Friday, June 30, 2023

Safe place to land


It was a hard day.  Actually, it wasn’t as much a hard day as a long day - a long week.  And emotionally I ended it by getting in the truck and having a little pity party cry this afternoon.  I made a couple of phone calls; talked to my daughter and talked to a dear friend who is more of a mom than anything else.  Then I got home and honestly needed to take a long walk, or even a short walk.  Just get out of the house.  I’ve learned that it’s better to let it go and let it out, than to cage it inside.


One of my dearest people is hurting.  It sucks, and all I know to do is listen.  Try to emote.  Try to be there as best I can.  It’s my flesh and blood and all I feel I can do is say I’m sorry.  All I can do is try to understand.  And I fucking do, as much as anyone!

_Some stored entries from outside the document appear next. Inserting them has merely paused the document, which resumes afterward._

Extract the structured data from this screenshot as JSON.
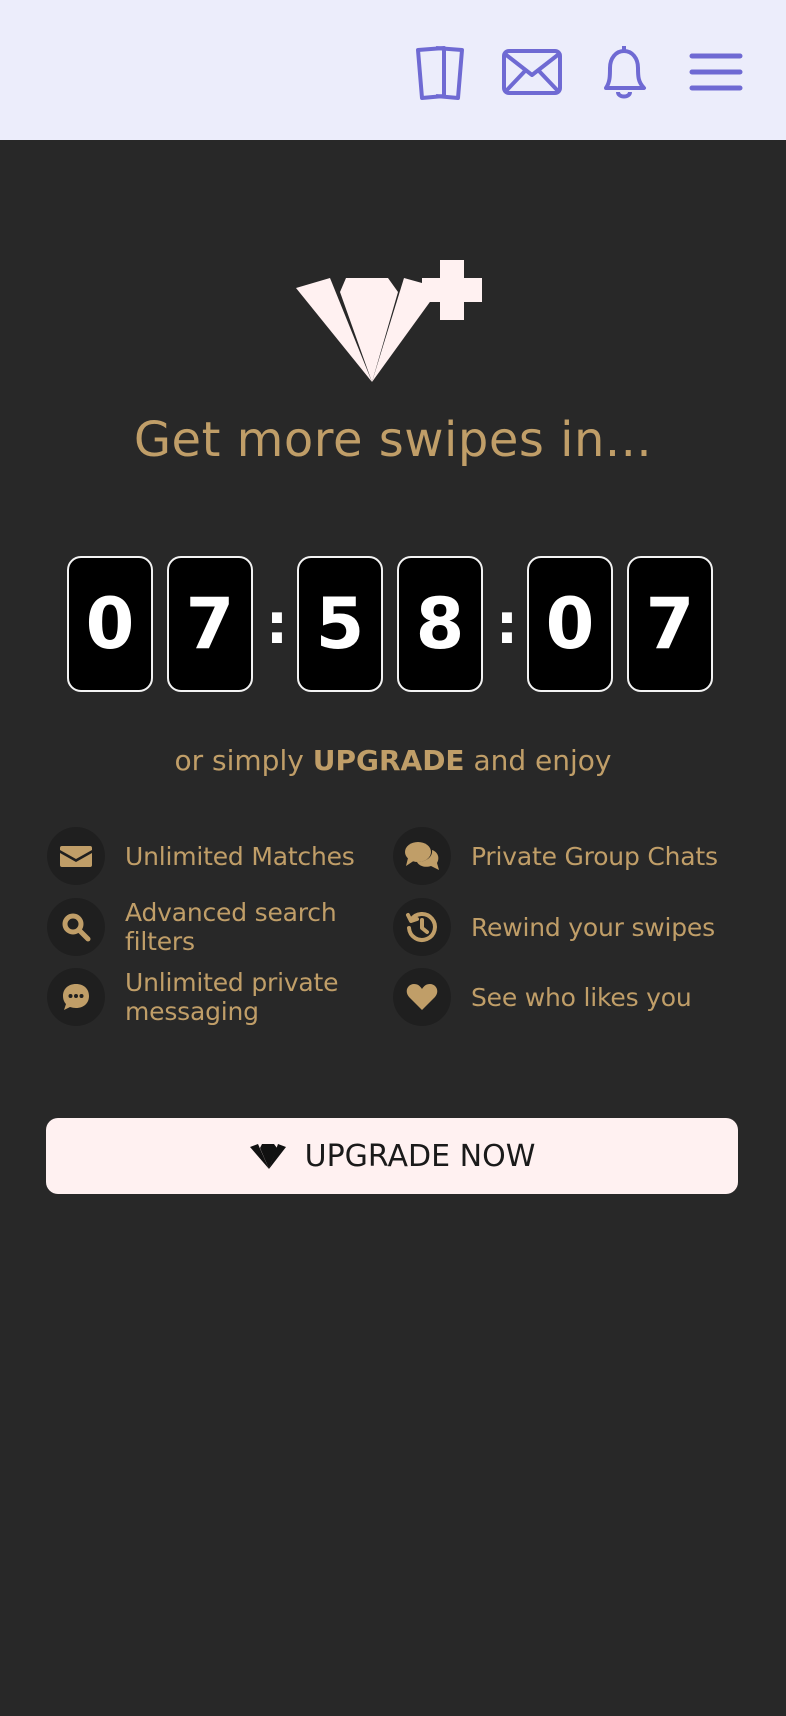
{
  "header": {
    "icons": [
      "cards-icon",
      "mail-icon",
      "bell-icon",
      "menu-icon"
    ],
    "accent": "#6f6ad3"
  },
  "hero": {
    "headline": "Get more swipes in...",
    "accent": "#c09e68"
  },
  "countdown": {
    "hours": [
      "0",
      "7"
    ],
    "minutes": [
      "5",
      "8"
    ],
    "seconds": [
      "0",
      "7"
    ],
    "separator": ":"
  },
  "upsell": {
    "prefix": "or simply",
    "emphasis": "UPGRADE",
    "suffix": "and enjoy"
  },
  "features": [
    {
      "icon": "envelope-icon",
      "label": "Unlimited Matches"
    },
    {
      "icon": "chat-bubbles-icon",
      "label": "Private Group Chats"
    },
    {
      "icon": "search-icon",
      "label": "Advanced search filters"
    },
    {
      "icon": "history-icon",
      "label": "Rewind your swipes"
    },
    {
      "icon": "message-icon",
      "label": "Unlimited private messaging"
    },
    {
      "icon": "heart-icon",
      "label": "See who likes you"
    }
  ],
  "cta": {
    "label": "UPGRADE NOW"
  }
}
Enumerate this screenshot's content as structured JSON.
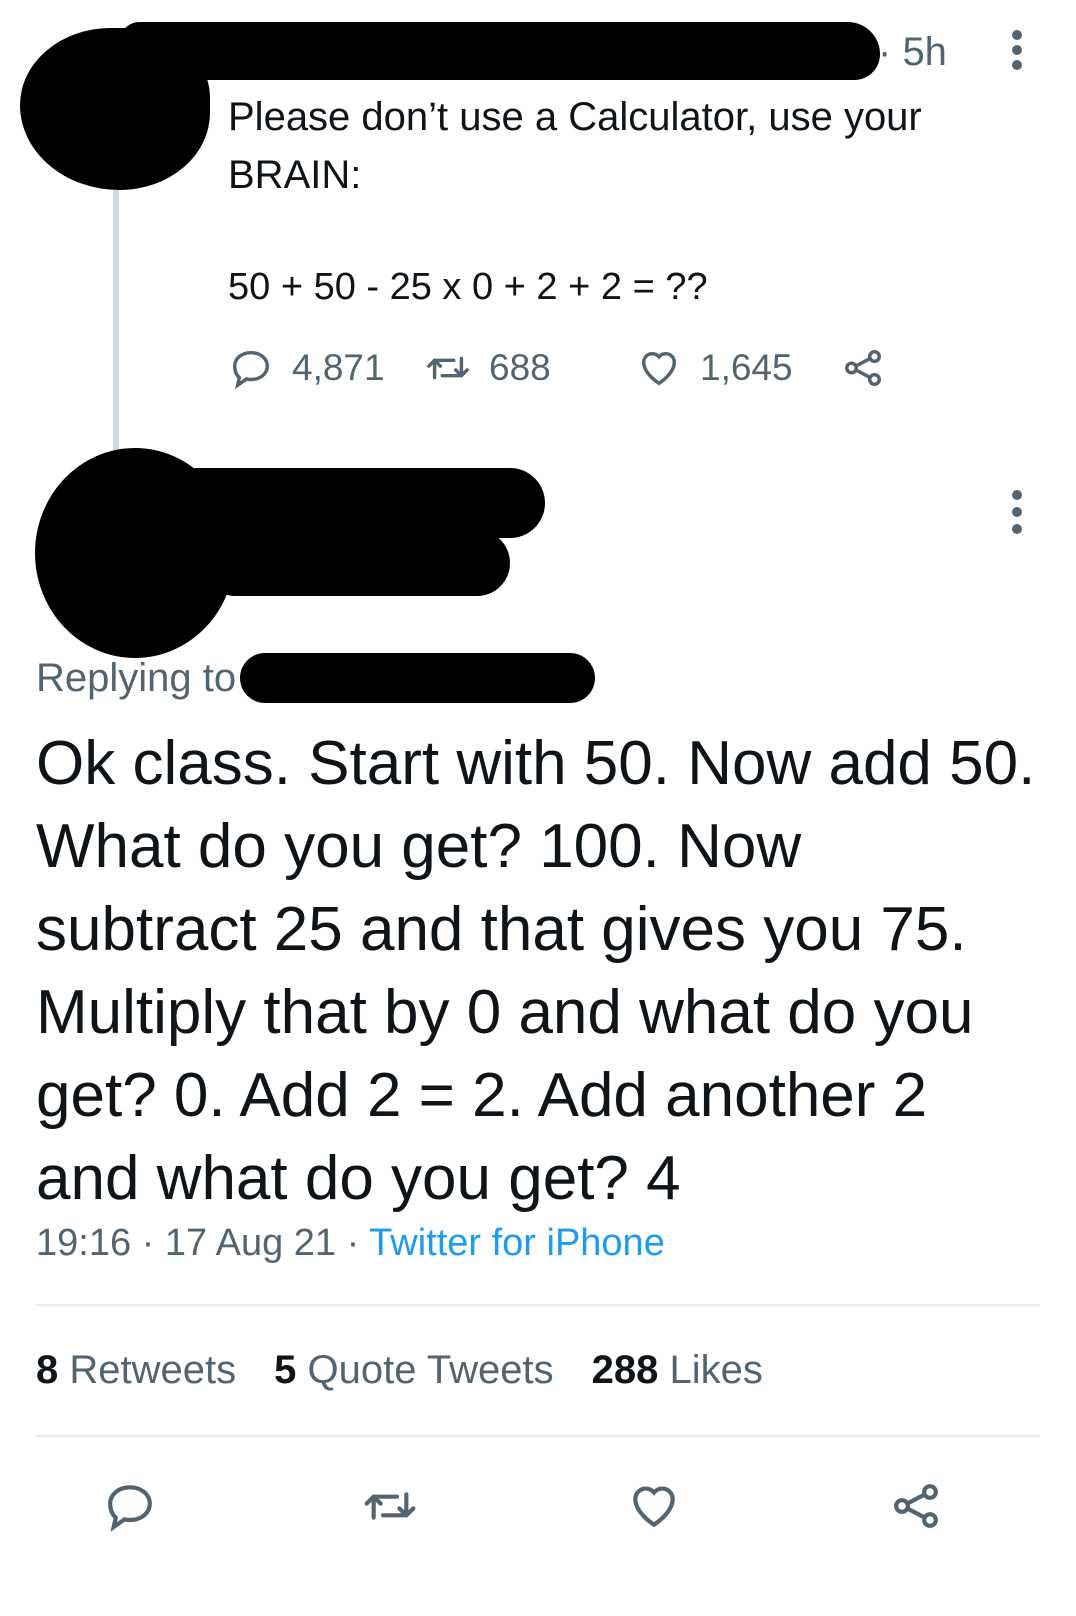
{
  "parent_tweet": {
    "time": "5h",
    "text_line1": "Please don’t use a Calculator, use your",
    "text_line2": "BRAIN:",
    "equation": "50 + 50 - 25 x 0 + 2 + 2 = ??",
    "replies": "4,871",
    "retweets": "688",
    "likes": "1,645"
  },
  "reply_tweet": {
    "replying_to": "Replying to",
    "body": "Ok class. Start with 50. Now add 50. What do you get? 100. Now subtract 25 and that gives you 75. Multiply that by 0 and what do you get? 0. Add 2 = 2. Add another 2 and what do you get? 4",
    "time": "19:16",
    "date": "17 Aug 21",
    "source": "Twitter for iPhone",
    "retweets_count": "8",
    "retweets_label": "Retweets",
    "quotes_count": "5",
    "quotes_label": "Quote Tweets",
    "likes_count": "288",
    "likes_label": "Likes"
  },
  "colors": {
    "text": "#0f1419",
    "muted": "#536471",
    "link": "#1d9bf0",
    "divider": "#e6ecf0"
  },
  "icons": [
    "reply-icon",
    "retweet-icon",
    "like-icon",
    "share-icon",
    "more-icon"
  ]
}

We all need somewhere safe to land when the plane is about to crash.  When life‘s about to go topsy-turvy; when everything seems to be going upside down.  We need to know that there are people/places we can reach out to or inside ourselves that help us find peace in these moments.  God, I would take it away from her.  I would do anything to make it where she didn’t have to go through more grief, more pain, more hurt.  But that’s just not how life works.  I hope she knows I’m here.  I’ve been through everything she’s going through, and I just wish I had a magic Harry Potter Hufflepuff/Gryffindor* style wand to say “Relievus Painus”, but I don’t.

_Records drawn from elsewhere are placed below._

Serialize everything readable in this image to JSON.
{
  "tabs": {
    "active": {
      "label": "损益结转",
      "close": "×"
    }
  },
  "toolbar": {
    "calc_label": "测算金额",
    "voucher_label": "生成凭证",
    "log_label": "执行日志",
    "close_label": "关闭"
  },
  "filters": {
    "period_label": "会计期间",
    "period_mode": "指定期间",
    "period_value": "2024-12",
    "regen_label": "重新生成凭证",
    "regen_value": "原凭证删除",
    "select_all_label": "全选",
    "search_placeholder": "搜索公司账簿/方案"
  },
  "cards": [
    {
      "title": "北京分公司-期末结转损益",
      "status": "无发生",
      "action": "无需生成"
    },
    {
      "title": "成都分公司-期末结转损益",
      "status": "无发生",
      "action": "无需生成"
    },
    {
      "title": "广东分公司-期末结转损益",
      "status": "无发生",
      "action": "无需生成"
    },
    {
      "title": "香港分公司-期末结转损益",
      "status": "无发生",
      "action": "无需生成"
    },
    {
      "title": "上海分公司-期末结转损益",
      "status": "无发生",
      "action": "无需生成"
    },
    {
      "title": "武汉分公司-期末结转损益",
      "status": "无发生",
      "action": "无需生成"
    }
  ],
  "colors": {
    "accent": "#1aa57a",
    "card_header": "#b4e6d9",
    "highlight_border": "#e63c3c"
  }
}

So I went to counseling yesterday and my counselor surprised me.  I brought him a list of 10 or so things that I just wanted to highlight from the last six weeks or so (we’ve got a little bit longer between sessions this time).  And about halfway through the session he sends me a message on zoom, while I’m looking right in his face that says… “Where is Chad and what have you done with him?” - referring back to the broken, little man-child that he first met three years ago. 


I am okay.  I’m not rattled by my family stuff, living stuff, work or relationships (because that one’s really hard…).  I have peace.  And I know it’s fleeting at times, but it’s there.  I have faith.  I pray a lot, I breathe a lot and I just keep taking one step at a time. 


Do you need a safe place to land?  It’s taken me a lot of years to get here.  And I still have to listen for those around me to say ‘hey, maybe you should go for that walk’. ‘Maybe you should just take some quiet time’. ‘Maybe you should just…’  The advice is warranted and wanted -  I need it.  I can’t do this alone.  I truly believe that we weren’t meant to do life by ourselves.  I believe in Love, in Community, Family, Tribe, and Hopefully a special person - when it’s right. 


We all need a soft place to land.  What’s yours?


I’d love to know



~ Peace


The Burtle




* while I am fully aware HP was a Gryffindor, I feel like the Hufflepuffs have long been neglected and their value to the WW has been overshadowed and should be recognized as a distinguished house of HSWW.